春晚的艳彩在梦里发酵。忘了翻身的享受其美。
梦是具有大是大非观念的,它知道我喜欢,便不停止他它的脚步,反复上演我的最爱。
阳光与梦争宠,在没有对严的帘子缝挤进来,拼命地歌唱它的朗丽。
我最终依从了阳光,起床,撩开帘子。
外面。一片明媚的阳光普照,从未有过的朗丽,从未有过的清新。
那左一条右一条横一条竖一条的大路小路,已经不见了积雪。黑黝黝的沥青像刚洗过一样。
不知道他们怎么知道外面的美好的,人,仨一伙俩一串,在路上漫步,说着什么。逍遥惬意。
想起小时候,妈告诉的民风民俗:初一是鸡的日子,天气要是好,那就说明今年收小鸡,小鸡会很安全,不会得病。
母亲说这话的时候,脸上一片喜悦。
“我的女儿们今年好了,不病不伤,还有钱赚。”
那时,家里生活并不富裕,但在妈妈的努力勤奋下,吃烧不愁。
我家孩子多,三个属鸡的。妈看天气好就笑,似乎浑身的每一个细胞里都装满了喜悦。因为在她看来,这好天气就代表她的孩子不会得病,不会不顺,一切都好。
在妈的这种企盼中,我长大了,成家立业了,生活富足,要什么有什么。
我环顾整个屋子,离开窗子,穿衣,做饭。
大年初一,按照家乡的风俗习惯,早上是必须吃饺子的,下午必须八个菜。
打开冰箱,满满当当,什么都有。昨天晚上的年夜饺子还没有吃完,热热吧,实在是吃不下什么,做的再多也还是剩。
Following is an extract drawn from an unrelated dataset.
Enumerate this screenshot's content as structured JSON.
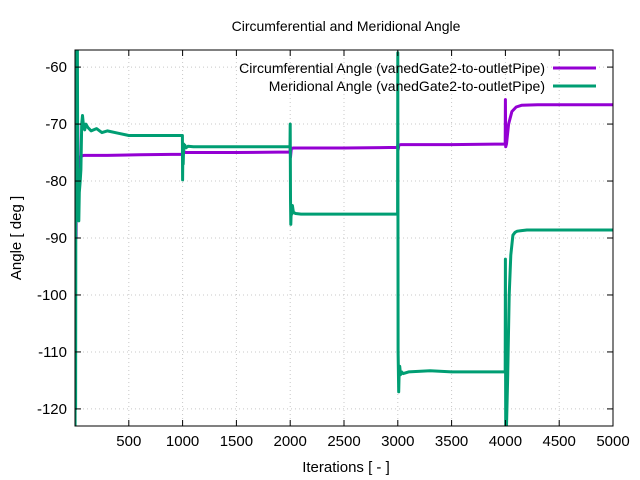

锅在工作。我打开电视机。一个一个调台,找找自己心仪的节目,每个节目都是那么喜庆,各省都在播放他们自己的联欢会,每个节目都让人目不暇接。播走哪个都是损失。
只好这个台看几下那个台看几下。
窗外,鞭炮又开始响个不停了。一波未落,一波又起。谁家呀?真有钱,白天放上了礼花,把整个小区的院子映照的赤橙黄绿青蓝紫。
赶快走到窗前去看。真热闹。有的在广场上放,有的从阳台中伸出一个大木杆子燃放。
家乡的规矩。因为这是一年的第一天,庆祝,把大灾小灾都蹦走,这一年就会风调雨顺的。
这是过去家乡人的想法。现在燃放鞭炮,除了为了高兴,就是为了高兴。因为人们的生活都小康了,科学迅速发展,哪还用担心有什么灾荒呢。
忽然想起,前几年是不让放鞭炮的呀。今年没有听说可以放,可他们能买到,就说明有卖的呗。或许是新的规定吧。
是呀,放放也好,在不影响环境和财产安全的情况下,庆贺我们的抗疫成功。世界上还有哪个国家像我们这样?没有了本土疫情,大家才有这样欢乐的新年。
匆匆吃完了饺子,开始刷手机。莫道君行早,更有早行人哪。初中同学,高中同学,大学同学,同事群,朋友群……天呐,到处是红包儿,抢了这个抢那个,一会儿功夫,百十元钱,收入囊中。群里人发着各式各样好看的表情互道新年好。有的群还赛诗,有的群唱歌,跳舞。一个一个的小视频,组成一个隆重的盛世繁华与人们的幸福安康。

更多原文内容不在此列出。